2. When 1 litre of 1 M NaCl solution in water is mixed with 1 litre of 1M CaCl2 solution
in water, what is the total concentration of chloride ions in the resulting solution?
a. 2 M
b. 1 M
c. 3 M
d. 1.5 M

Problem Solution

Mixing 1 litre of 1 M NaCl with 1 litre of 1 M CaCl₂ produces a solution with total chloride ion concentration of 1.5 M. NaCl dissociates into 1 Na⁺ and 1 Cl⁻, yielding 1 mole of Cl⁻ from 1 mole of NaCl.
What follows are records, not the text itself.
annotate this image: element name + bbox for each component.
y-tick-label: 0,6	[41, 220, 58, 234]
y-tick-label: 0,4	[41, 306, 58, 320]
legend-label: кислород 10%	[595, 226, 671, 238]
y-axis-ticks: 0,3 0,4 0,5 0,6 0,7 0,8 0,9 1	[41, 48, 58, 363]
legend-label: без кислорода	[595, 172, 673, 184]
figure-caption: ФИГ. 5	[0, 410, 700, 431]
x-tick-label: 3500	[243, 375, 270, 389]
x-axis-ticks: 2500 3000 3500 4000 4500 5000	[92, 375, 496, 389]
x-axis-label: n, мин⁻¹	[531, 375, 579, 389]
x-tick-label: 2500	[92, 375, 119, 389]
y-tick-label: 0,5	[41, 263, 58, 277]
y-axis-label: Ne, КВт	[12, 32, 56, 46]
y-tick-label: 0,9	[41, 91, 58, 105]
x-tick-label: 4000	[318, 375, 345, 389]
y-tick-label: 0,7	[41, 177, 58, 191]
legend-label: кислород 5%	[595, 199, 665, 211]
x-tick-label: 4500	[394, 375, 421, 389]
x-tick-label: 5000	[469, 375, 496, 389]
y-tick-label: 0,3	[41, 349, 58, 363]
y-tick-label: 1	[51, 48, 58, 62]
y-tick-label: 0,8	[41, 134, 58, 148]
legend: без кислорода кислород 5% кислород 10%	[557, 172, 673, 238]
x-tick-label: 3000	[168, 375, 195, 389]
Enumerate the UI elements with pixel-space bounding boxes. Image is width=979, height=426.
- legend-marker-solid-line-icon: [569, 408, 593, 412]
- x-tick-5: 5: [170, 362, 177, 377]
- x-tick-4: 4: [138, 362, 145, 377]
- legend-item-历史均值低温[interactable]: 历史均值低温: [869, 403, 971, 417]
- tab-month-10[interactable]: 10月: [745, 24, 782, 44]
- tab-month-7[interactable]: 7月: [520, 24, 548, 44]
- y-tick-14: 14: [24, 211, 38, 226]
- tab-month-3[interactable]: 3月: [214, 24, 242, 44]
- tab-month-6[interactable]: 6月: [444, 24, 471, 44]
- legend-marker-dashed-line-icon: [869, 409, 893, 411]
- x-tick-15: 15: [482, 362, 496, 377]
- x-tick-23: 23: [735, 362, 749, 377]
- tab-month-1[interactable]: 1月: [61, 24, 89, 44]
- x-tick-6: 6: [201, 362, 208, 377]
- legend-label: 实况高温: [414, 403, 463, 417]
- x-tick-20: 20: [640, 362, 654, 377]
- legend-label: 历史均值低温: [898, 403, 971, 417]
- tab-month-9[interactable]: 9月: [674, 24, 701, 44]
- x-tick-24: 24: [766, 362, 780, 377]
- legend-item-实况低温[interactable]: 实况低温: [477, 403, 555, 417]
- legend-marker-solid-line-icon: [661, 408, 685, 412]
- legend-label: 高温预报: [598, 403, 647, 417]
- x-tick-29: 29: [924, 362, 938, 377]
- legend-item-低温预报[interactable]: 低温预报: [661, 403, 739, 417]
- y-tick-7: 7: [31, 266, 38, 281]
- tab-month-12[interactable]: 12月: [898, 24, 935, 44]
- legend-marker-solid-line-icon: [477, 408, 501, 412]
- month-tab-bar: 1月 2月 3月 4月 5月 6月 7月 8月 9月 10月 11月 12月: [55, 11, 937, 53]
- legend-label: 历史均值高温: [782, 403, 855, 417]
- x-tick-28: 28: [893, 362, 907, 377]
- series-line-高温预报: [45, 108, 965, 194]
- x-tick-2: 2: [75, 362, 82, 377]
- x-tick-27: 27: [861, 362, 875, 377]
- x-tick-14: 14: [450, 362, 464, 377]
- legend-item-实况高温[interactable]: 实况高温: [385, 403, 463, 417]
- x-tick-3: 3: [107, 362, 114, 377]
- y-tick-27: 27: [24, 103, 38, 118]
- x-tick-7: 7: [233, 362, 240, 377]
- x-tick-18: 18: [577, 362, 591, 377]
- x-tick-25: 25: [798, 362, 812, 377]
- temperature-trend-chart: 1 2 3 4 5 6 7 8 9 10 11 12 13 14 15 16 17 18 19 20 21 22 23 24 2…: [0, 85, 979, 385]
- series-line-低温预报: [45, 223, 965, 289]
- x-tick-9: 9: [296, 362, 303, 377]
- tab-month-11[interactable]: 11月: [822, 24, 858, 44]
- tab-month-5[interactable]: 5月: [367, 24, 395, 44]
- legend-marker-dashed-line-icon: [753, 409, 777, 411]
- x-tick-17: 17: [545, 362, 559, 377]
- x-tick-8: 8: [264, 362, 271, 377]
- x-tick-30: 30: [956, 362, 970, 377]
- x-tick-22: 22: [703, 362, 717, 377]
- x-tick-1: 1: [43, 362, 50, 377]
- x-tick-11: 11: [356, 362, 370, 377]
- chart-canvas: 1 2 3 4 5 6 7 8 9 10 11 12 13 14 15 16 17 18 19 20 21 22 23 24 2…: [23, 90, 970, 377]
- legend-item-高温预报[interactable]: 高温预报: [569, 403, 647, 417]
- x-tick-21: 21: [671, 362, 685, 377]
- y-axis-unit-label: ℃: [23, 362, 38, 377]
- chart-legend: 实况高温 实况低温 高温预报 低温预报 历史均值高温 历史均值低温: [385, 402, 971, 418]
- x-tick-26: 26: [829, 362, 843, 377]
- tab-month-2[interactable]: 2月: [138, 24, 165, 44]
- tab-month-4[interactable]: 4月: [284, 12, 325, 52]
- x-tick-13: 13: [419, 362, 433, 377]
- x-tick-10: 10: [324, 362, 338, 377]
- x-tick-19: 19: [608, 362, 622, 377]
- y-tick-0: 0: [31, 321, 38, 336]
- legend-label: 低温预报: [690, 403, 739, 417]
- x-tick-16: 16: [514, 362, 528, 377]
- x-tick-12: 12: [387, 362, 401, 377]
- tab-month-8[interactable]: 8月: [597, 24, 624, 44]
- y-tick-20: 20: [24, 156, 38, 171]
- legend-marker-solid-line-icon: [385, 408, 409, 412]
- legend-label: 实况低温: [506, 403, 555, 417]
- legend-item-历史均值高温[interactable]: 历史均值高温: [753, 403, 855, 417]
CaCl₂ dissociates into 1 Ca²⁺ and 2 Cl⁻, yielding 2 moles of Cl⁻ from 1 mole of CaCl₂.[execute_python]​

Total moles of Cl⁻ equal 1 (from NaCl) + 2 (from CaCl₂) = 3 moles in 2 litres total volume. Thus, concentration = 3 moles / 2 L = 1.5 M, corresponding to option d.​

Option Analysis

Option a: 2 M
This assumes average of 1 Cl⁻ from NaCl and 2 Cl⁻ from CaCl₂ without volume adjustment, ignoring dilution effect on total moles over 2 L. Incorrect as it undercounts Cl⁻ contribution.​

Option b: 1 M
This treats solutions as additive by molarity without mole calculation, as if each contributes 1 M Cl⁻ equally. Fails to account for CaCl₂’s double Cl⁻ ions.​

Option c: 3 M
This sums molarities (1 M + 2 M from CaCl₂) without dividing by doubled volume. Overlooks dilution principle where moles remain constant but volume doubles.​

Option d: 1.5 M (Correct)
Matches calculation: total 3 moles Cl⁻ in 2 L. Formula M_total × V_total = Σ (M_i × V_i × ν_Cl), where ν_Cl is Cl⁻ per formula unit (1 for NaCl, 2 for CaCl₂).[execute_python]​

Key Takeaway for CSIR NET

This question tests mole conservation and dissociation in mixtures, common in solution chemistry sections. Practice similar dilutions using M1V1 = M2V2 adapted for ions.